Rishika Mehta, suggests some ways to help reduce the salt intake:

  • Don't be too concerned about the exact amount of salt you eat. The aim is to reduce the amount of salt you eat as much as possible, not to keep an exact tally of the amount you eat
  • The best approach is to try to always eat foods with the lowest salt level
  • At first, food without salt can taste bland, but don't give up. It's just the same as giving up sugar in tea. After a few weeks your taste buds will adjust and you will start to enjoy food with less salt. In fact, you'll wonder how you ever ate food that was so salty
  • Don't use salt when you are cooking (or just use a tiny amount). Add just a pinch when the food is on the table
  • Use no-sodium seasonings as well as herbs and spices to add lots of flavor without the salt
  • Buy low-sodium chicken broth and use it to cook with instead of the regular broth that's full of salt
  • Soy sauce has a lot of salt in it. Opt for a low-sodium version instead
  • Use fresh meats and produce when you cook. Fresh food has a lot more flavor and won't need as much salt 
  • Don't salt your pasta or rice water
  • Buy low or no-sodium versions of food
  • Cut down on fast food and salty snacks. Grab some fresh fruit or veggies instead
  • Rinse canned fish and vegetables to remove some of the salt

By implementing just a few of these ideas, you can reduce your sodium intake by quite a bit. At the same time, make sure you drink at least eight glasses of water to help your body remove any excess salt that is in your system.  You can reduce salt intake or even use a substitute for salto  Avoid add-on salt, its not a necessity.

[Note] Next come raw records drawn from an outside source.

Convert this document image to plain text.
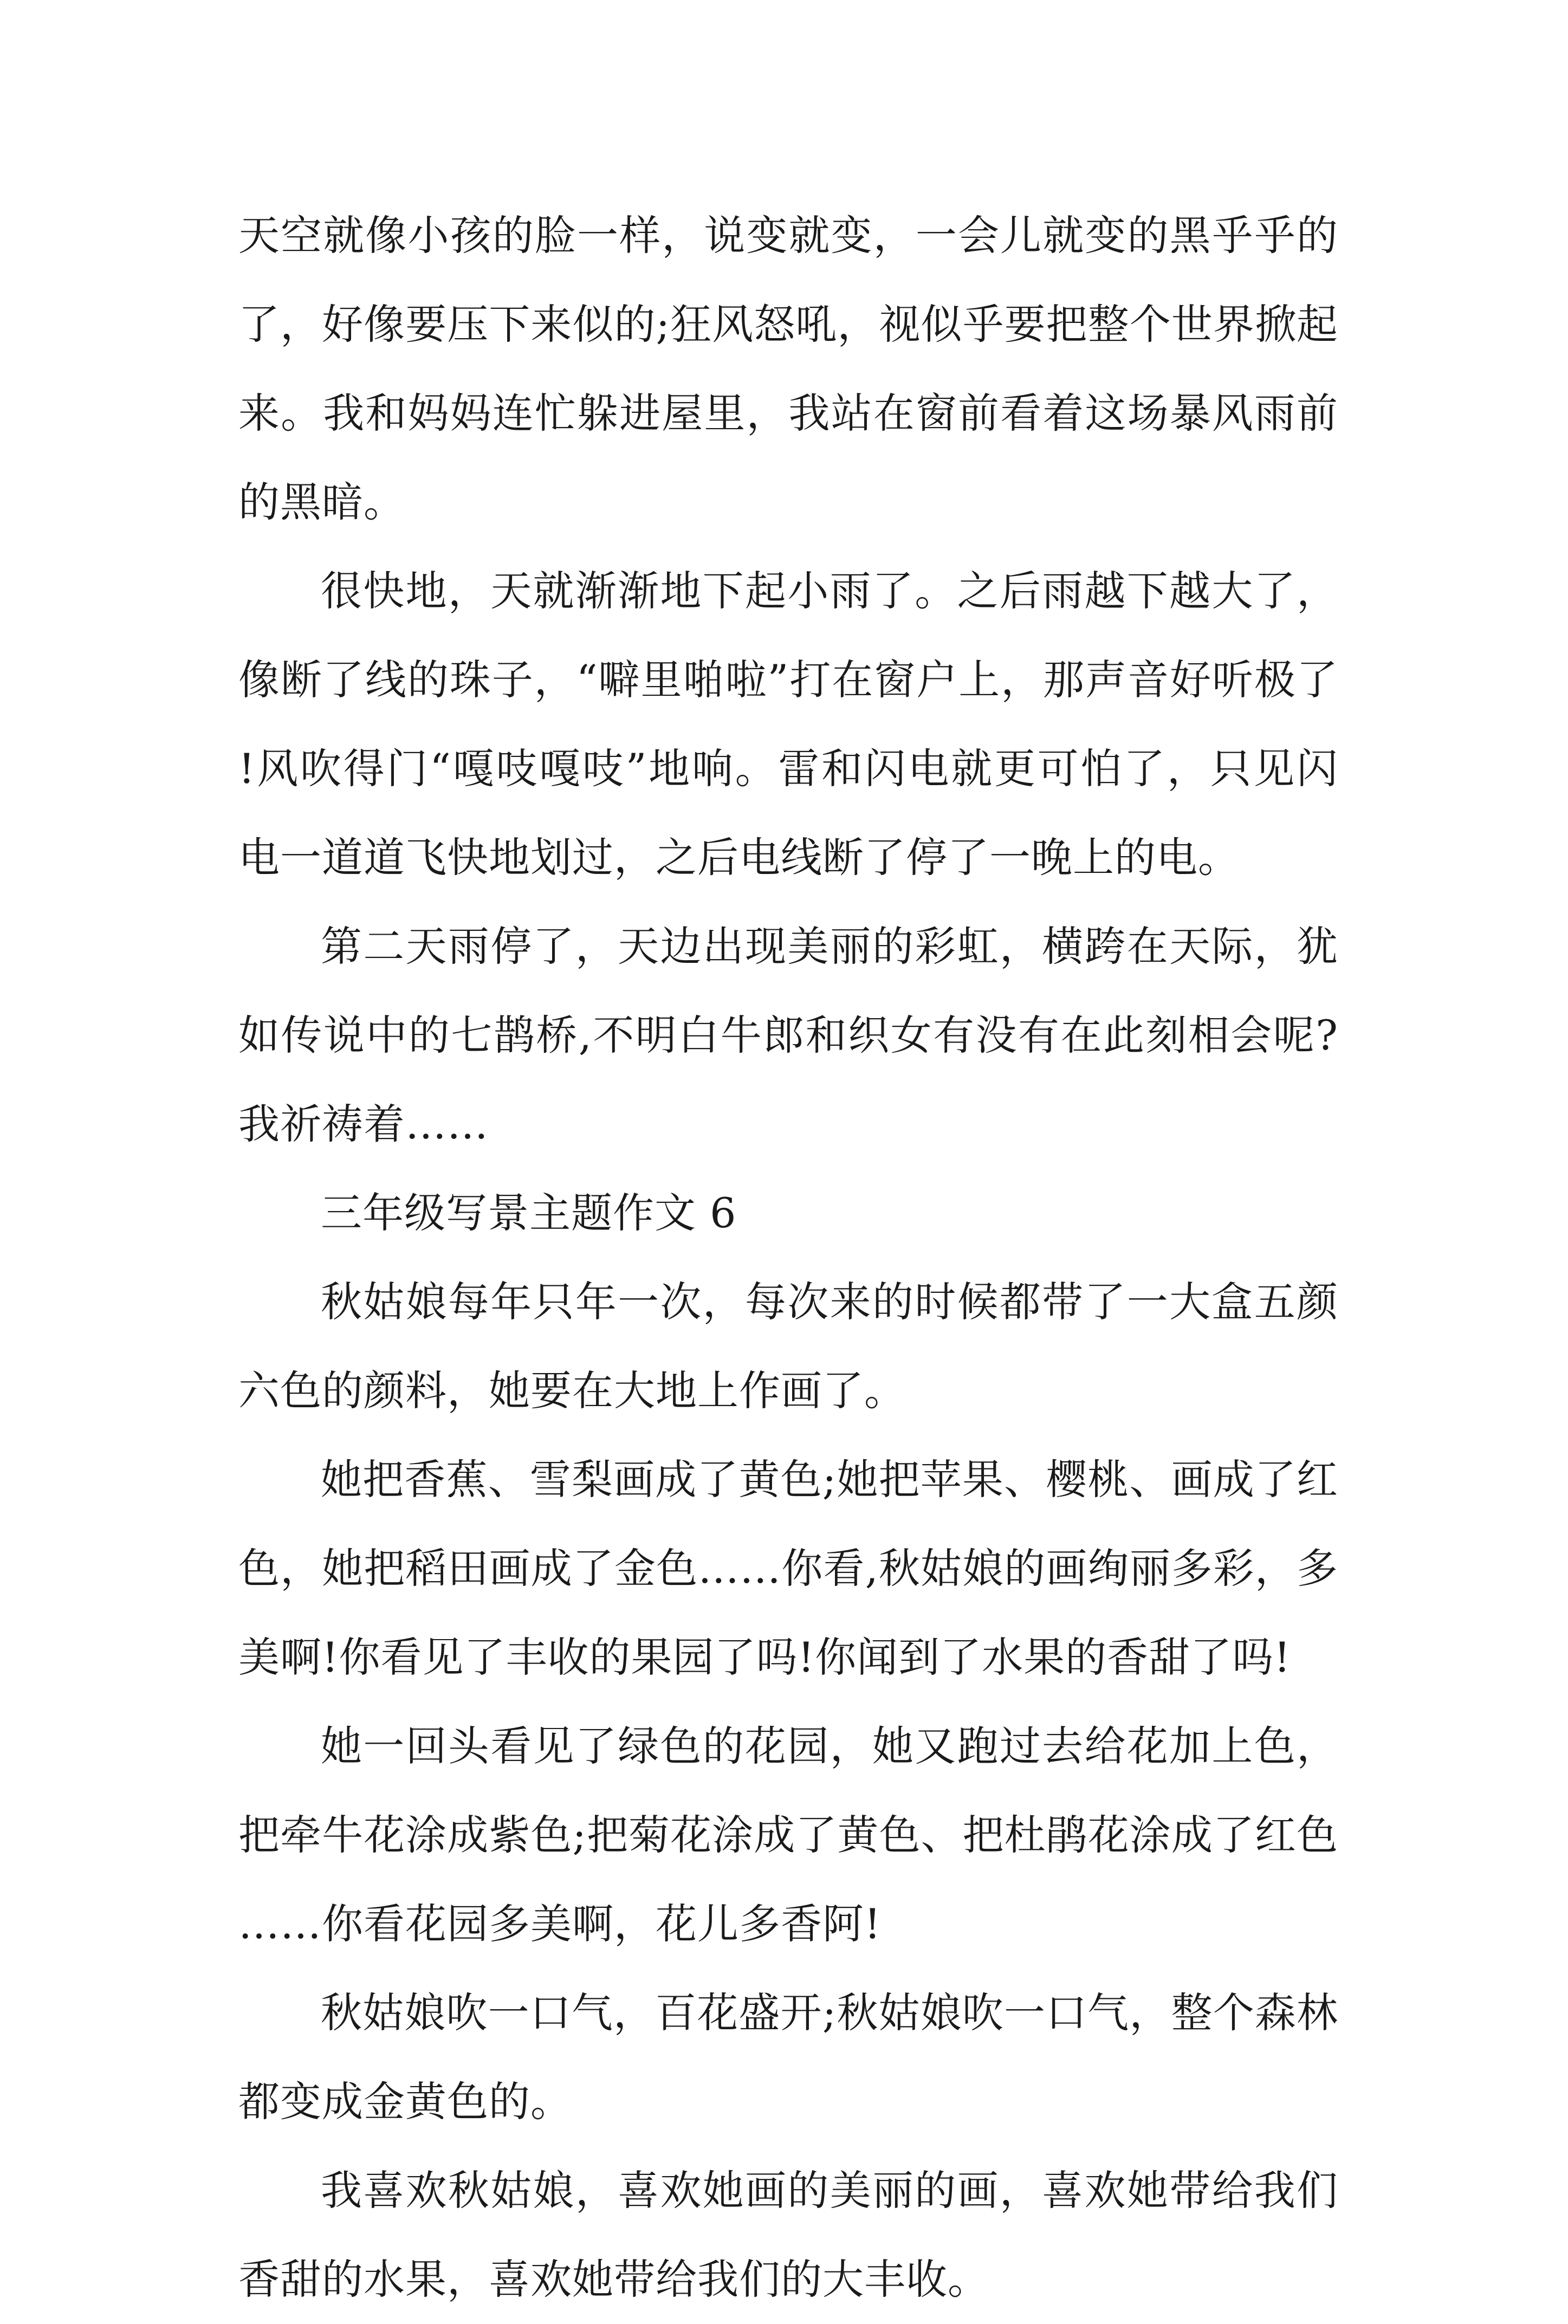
天空就像小孩的脸一样，说变就变，一会儿就变的黑乎乎的了，好像要压下来似的;狂风怒吼，视似乎要把整个世界掀起来。我和妈妈连忙躲进屋里，我站在窗前看着这场暴风雨前的黑暗。

很快地，天就渐渐地下起小雨了。之后雨越下越大了，像断了线的珠子，“噼里啪啦”打在窗户上，那声音好听极了!风吹得门“嘎吱嘎吱”地响。雷和闪电就更可怕了，只见闪电一道道飞快地划过，之后电线断了停了一晚上的电。

第二天雨停了，天边出现美丽的彩虹，横跨在天际，犹如传说中的七鹊桥,不明白牛郎和织女有没有在此刻相会呢?我祈祷着……

三年级写景主题作文 6

秋姑娘每年只年一次，每次来的时候都带了一大盒五颜六色的颜料，她要在大地上作画了。

她把香蕉、雪梨画成了黄色;她把苹果、樱桃、画成了红色，她把稻田画成了金色……你看,秋姑娘的画绚丽多彩，多美啊!你看见了丰收的果园了吗!你闻到了水果的香甜了吗!

她一回头看见了绿色的花园，她又跑过去给花加上色，把牵牛花涂成紫色;把菊花涂成了黄色、把杜鹃花涂成了红色……你看花园多美啊，花儿多香阿!

秋姑娘吹一口气，百花盛开;秋姑娘吹一口气，整个森林都变成金黄色的。

我喜欢秋姑娘，喜欢她画的美丽的画，喜欢她带给我们香甜的水果，喜欢她带给我们的大丰收。
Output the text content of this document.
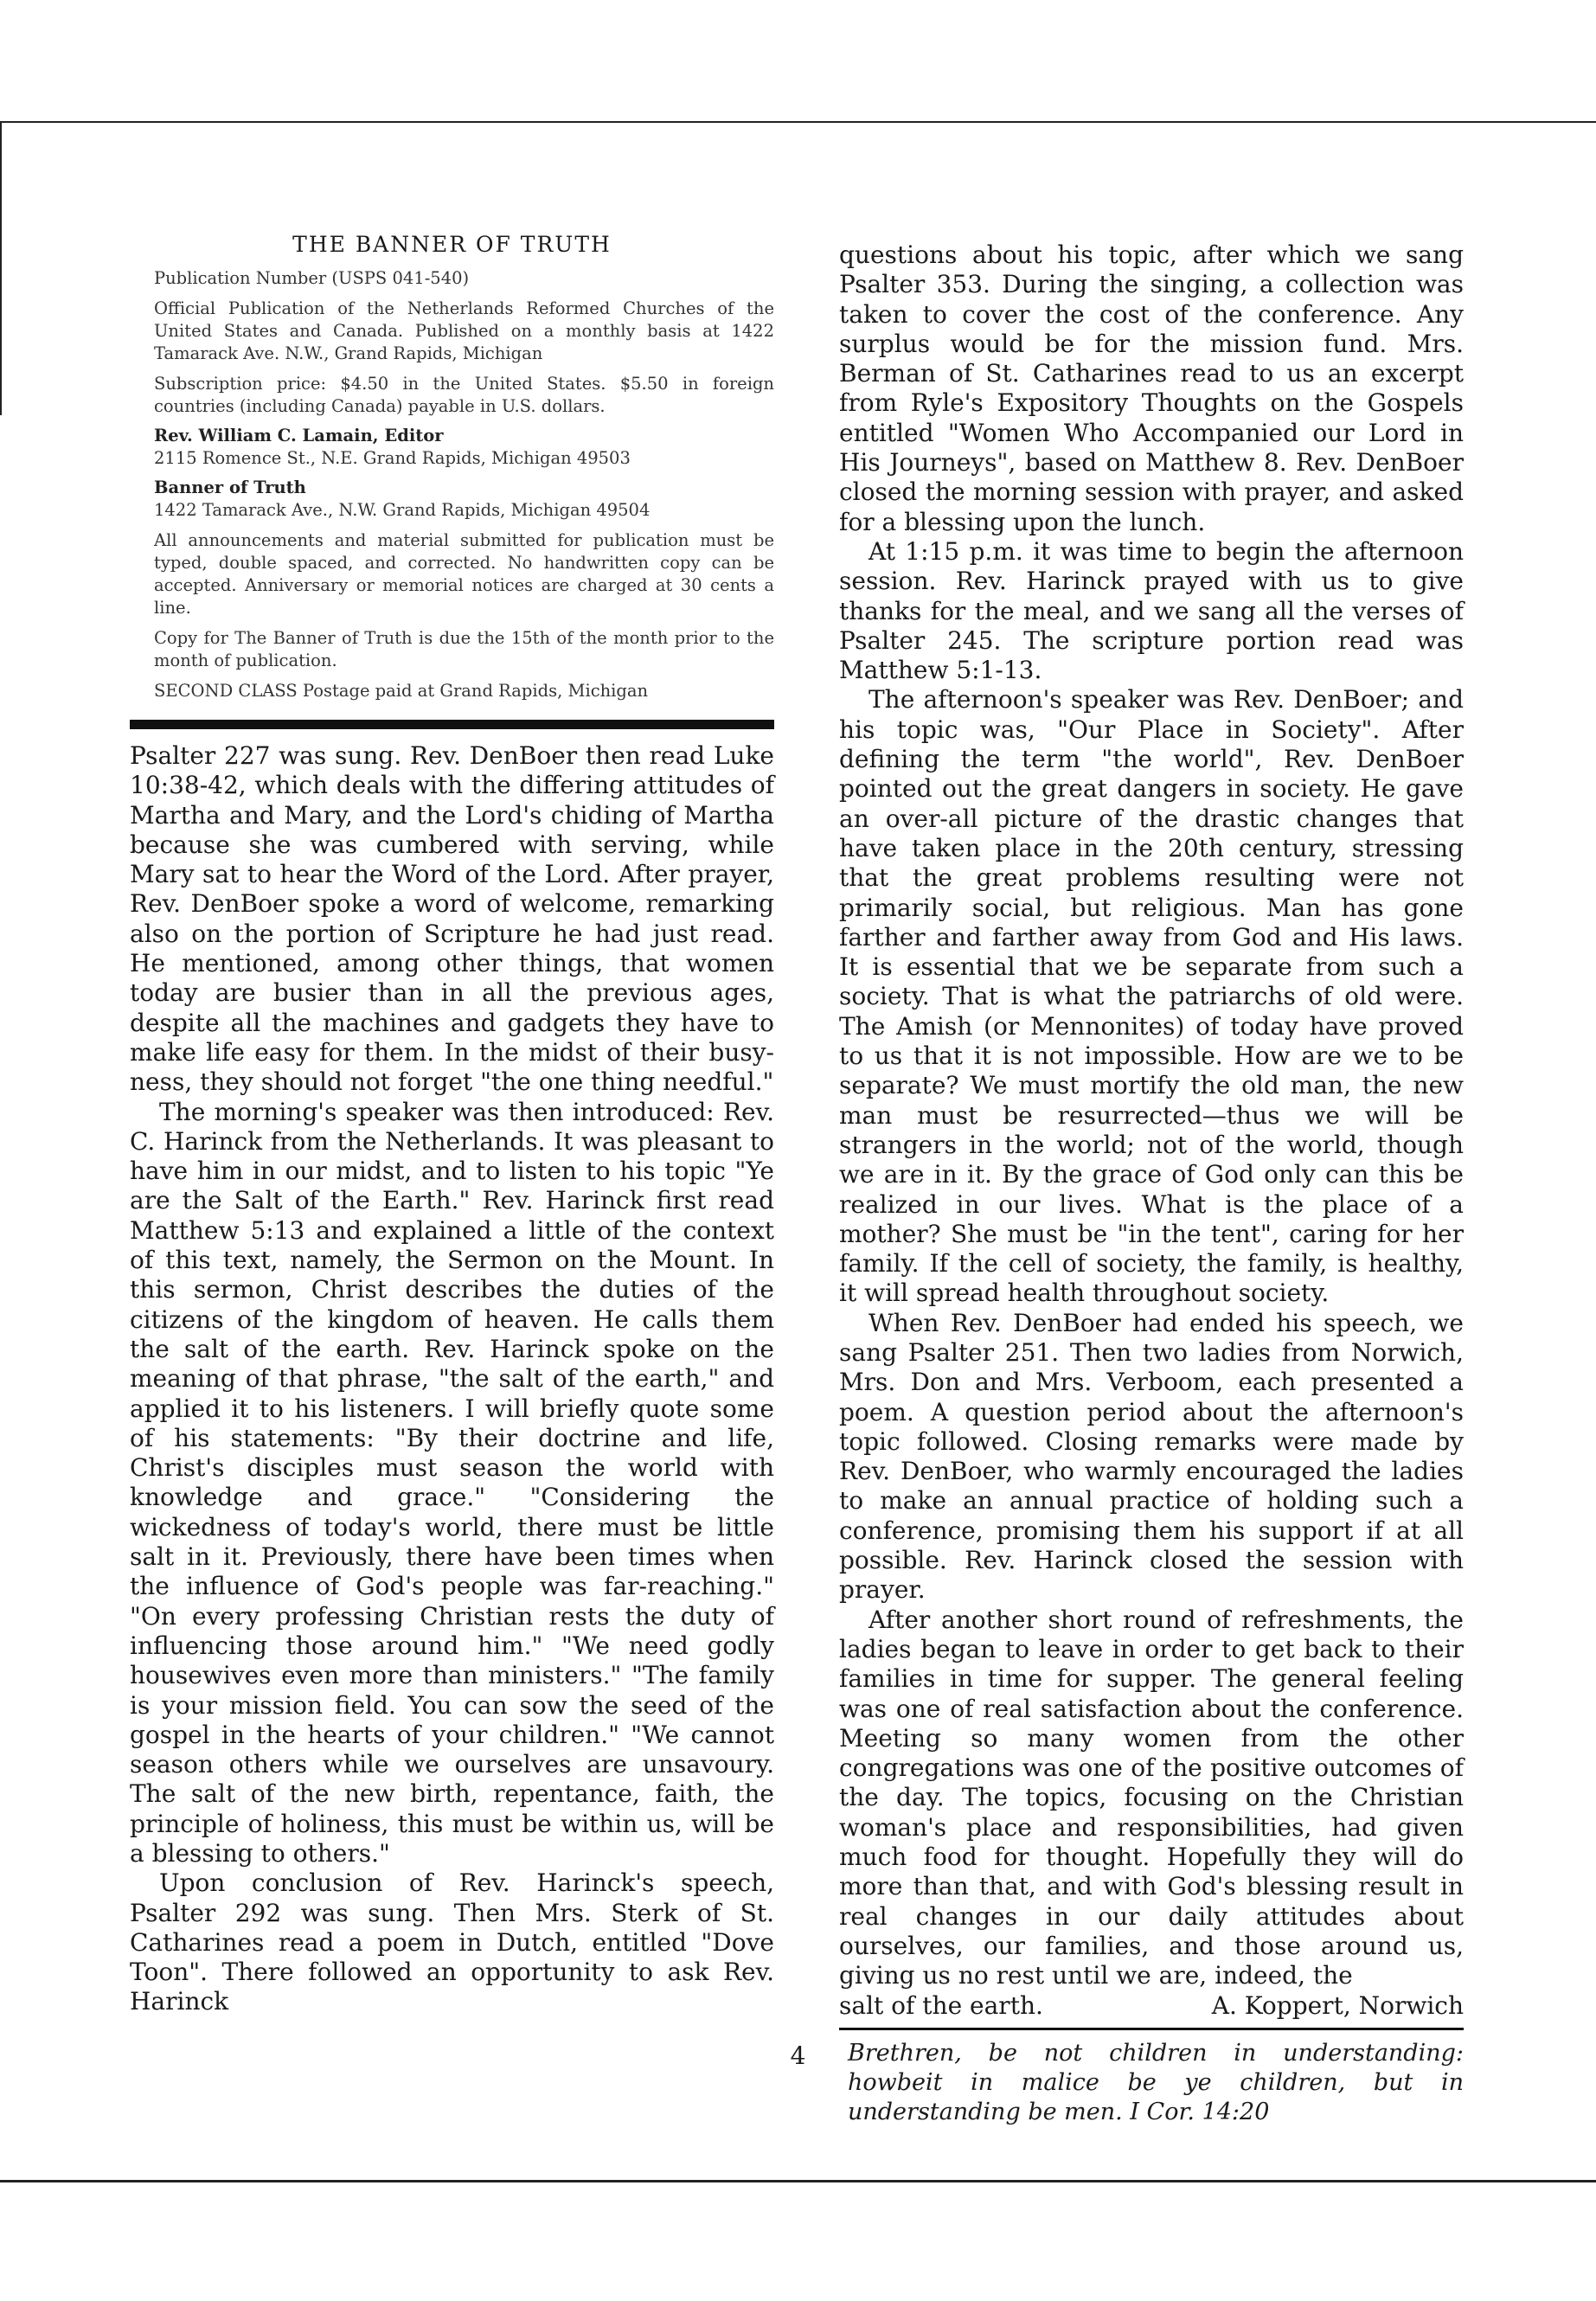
THE BANNER OF TRUTH

Publication Number (USPS 041-540)

Official Publication of the Netherlands Reformed Churches of the United States and Canada. Published on a monthly basis at 1422 Tamarack Ave. N.W., Grand Rapids, Michigan

Subscription price: $4.50 in the United States. $5.50 in foreign countries (including Canada) payable in U.S. dollars.

Rev. William C. Lamain, Editor

2115 Romence St., N.E. Grand Rapids, Michigan 49503

Banner of Truth

1422 Tamarack Ave., N.W. Grand Rapids, Michigan 49504

All announcements and material submitted for publication must be typed, double spaced, and corrected. No handwritten copy can be accepted. Anniversary or memorial notices are charged at 30 cents a line.

Copy for The Banner of Truth is due the 15th of the month prior to the month of publication.

SECOND CLASS Postage paid at Grand Rapids, Michigan

Psalter 227 was sung. Rev. DenBoer then read Luke 10:38-42, which deals with the differing attitudes of Martha and Mary, and the Lord's chiding of Martha because she was cumbered with serving, while Mary sat to hear the Word of the Lord. After prayer, Rev. DenBoer spoke a word of welcome, remarking also on the portion of Scripture he had just read. He mentioned, among other things, that women today are busier than in all the previous ages, despite all the machines and gadgets they have to make life easy for them. In the midst of their busy-ness, they should not forget "the one thing needful."

The morning's speaker was then introduced: Rev. C. Harinck from the Netherlands. It was pleasant to have him in our midst, and to listen to his topic "Ye are the Salt of the Earth." Rev. Harinck first read Matthew 5:13 and explained a little of the context of this text, namely, the Sermon on the Mount. In this sermon, Christ describes the duties of the citizens of the kingdom of heaven. He calls them the salt of the earth. Rev. Harinck spoke on the meaning of that phrase, "the salt of the earth," and applied it to his listeners. I will briefly quote some of his statements: "By their doctrine and life, Christ's disciples must season the world with knowledge and grace." "Considering the wickedness of today's world, there must be little salt in it. Previously, there have been times when the influence of God's people was far-reaching." "On every professing Christian rests the duty of influencing those around him." "We need godly housewives even more than ministers." "The family is your mission field. You can sow the seed of the gospel in the hearts of your children." "We cannot season others while we ourselves are unsavoury. The salt of the new birth, repentance, faith, the principle of holiness, this must be within us, will be a blessing to others."

Upon conclusion of Rev. Harinck's speech, Psalter 292 was sung. Then Mrs. Sterk of St. Catharines read a poem in Dutch, entitled "Dove Toon". There followed an opportunity to ask Rev. Harinck

questions about his topic, after which we sang Psalter 353. During the singing, a collection was taken to cover the cost of the conference. Any surplus would be for the mission fund. Mrs. Berman of St. Catharines read to us an excerpt from Ryle's Expository Thoughts on the Gospels entitled "Women Who Accompanied our Lord in His Journeys", based on Matthew 8. Rev. DenBoer closed the morning session with prayer, and asked for a blessing upon the lunch.

At 1:15 p.m. it was time to begin the afternoon session. Rev. Harinck prayed with us to give thanks for the meal, and we sang all the verses of Psalter 245. The scripture portion read was Matthew 5:1-13.

The afternoon's speaker was Rev. DenBoer; and his topic was, "Our Place in Society". After defining the term "the world", Rev. DenBoer pointed out the great dangers in society. He gave an over-all picture of the drastic changes that have taken place in the 20th century, stressing that the great problems resulting were not primarily social, but religious. Man has gone farther and farther away from God and His laws. It is essential that we be separate from such a society. That is what the patriarchs of old were. The Amish (or Mennonites) of today have proved to us that it is not impossible. How are we to be separate? We must mortify the old man, the new man must be resurrected—thus we will be strangers in the world; not of the world, though we are in it. By the grace of God only can this be realized in our lives. What is the place of a mother? She must be "in the tent", caring for her family. If the cell of society, the family, is healthy, it will spread health throughout society.

When Rev. DenBoer had ended his speech, we sang Psalter 251. Then two ladies from Norwich, Mrs. Don and Mrs. Verboom, each presented a poem. A question period about the afternoon's topic followed. Closing remarks were made by Rev. DenBoer, who warmly encouraged the ladies to make an annual practice of holding such a conference, promising them his support if at all possible. Rev. Harinck closed the session with prayer.

After another short round of refreshments, the ladies began to leave in order to get back to their families in time for supper. The general feeling was one of real satisfaction about the conference. Meeting so many women from the other congregations was one of the positive outcomes of the day. The topics, focusing on the Christian woman's place and responsibilities, had given much food for thought. Hopefully they will do more than that, and with God's blessing result in real changes in our daily attitudes about ourselves, our families, and those around us, giving us no rest until we are, indeed, the

salt of the earth.	A. Koppert, Norwich

Brethren, be not children in understanding: howbeit in malice be ye children, but in understanding be men. I Cor. 14:20

4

  • Eat fewer salty snacks such as potato chips nuts 
  • Read the "Nutrition Facts" panel on food labels to see how much sodium you are eating
  • Read the label. Low salt or reduced-sodium products to be replace those with high salt
  • Use fresh or frozen vegetables instead of high sodium products
  • Avoid extra salty pickles and sausages
  • Use herbs and spices like garlic powder, oregano, and basil to flavor food and use less salt. Season meat with lemon juice, bay leaf and pepper
  • Limit the use of high-salt soy sauce, and seasoned salt. Look for salt-free herb blends for cooking

"Many people may not be aware that salt is harmful for the heart, but now when this has been proved, parents can try and cut down the high intake of salt right from childhood so that their child lives a long, happy and healthy life," says Balbir.